Aug. 13 (Bloomberg) -- AOL Inc., the operator of the Huffington Post and other websites, plans to raise as much as $345 million by selling convertible notes, providing funding it could use to keep expanding in the advertising market.
The company will use $50 million of the proceeds from the private sale to buy back shares from the note acquirers as part of a previously announced $150 million repurchase program, according to a statement yesterday. The proceeds will also fund hedge and warrant transactions to cover the AOL shares underlying the notes, and could pay for additional stock repurchases, acquisitions or other transactions.
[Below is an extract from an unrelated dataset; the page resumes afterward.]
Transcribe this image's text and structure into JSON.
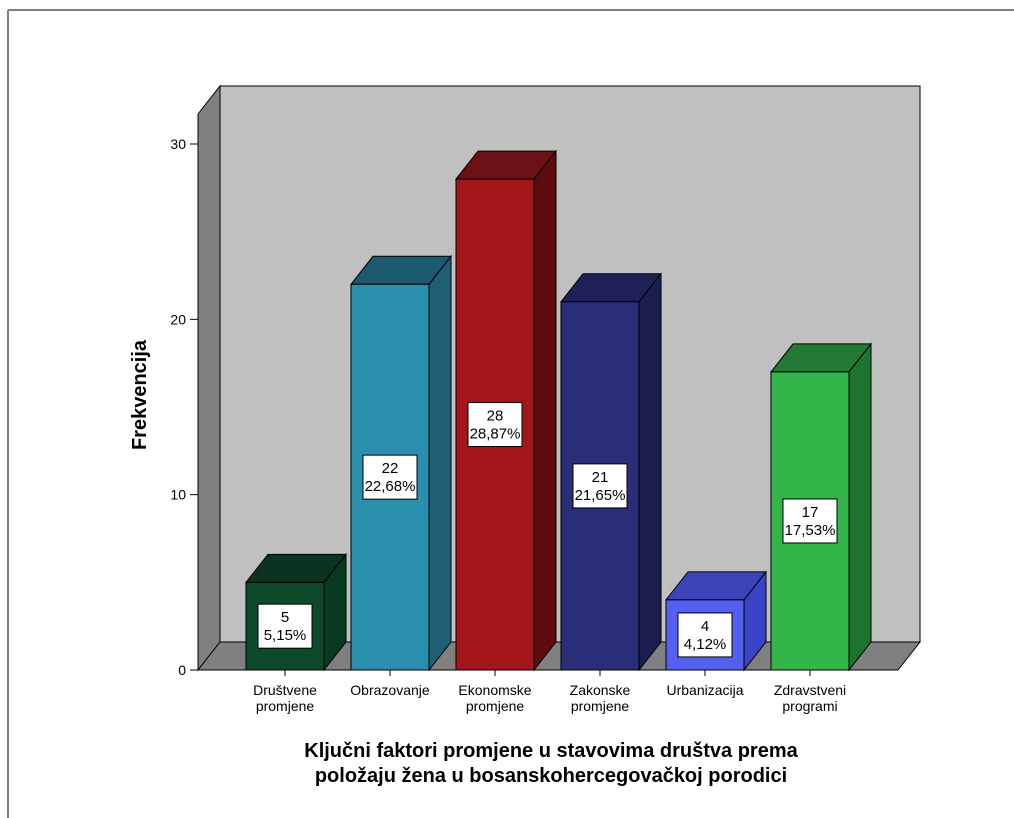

AOL is adding the funding, which represents about a 10th of its market value, as it makes the transition from producing websites to becoming a platform for advertising sales across the Web. In the past year, the company has acquired ad technology firms such as Convertro Inc., Gravity and Adap.tv Inc. to expand in the business.
The convertible notes will have a strike price “significantly above” AOL shares at the time of the transaction’s closing, said Eoin Ryan, vice president of investor relations. Funding in the convertible market currently carries a cost of capital of about 1 percent, he said, making it more attractive than other types of financing.
The company, based in New York, closed the second quarter with $101.6 million in net debt, or about 0.3 times earnings over the past 12 months, according to data compiled by Bloomberg. AOL said earlier this month that its ad platform unit will be profitable in the second half of the year.
AOL climbed less than 1 percent to $42.46 at the close in New York. The shares have slid 8.9 percent this year.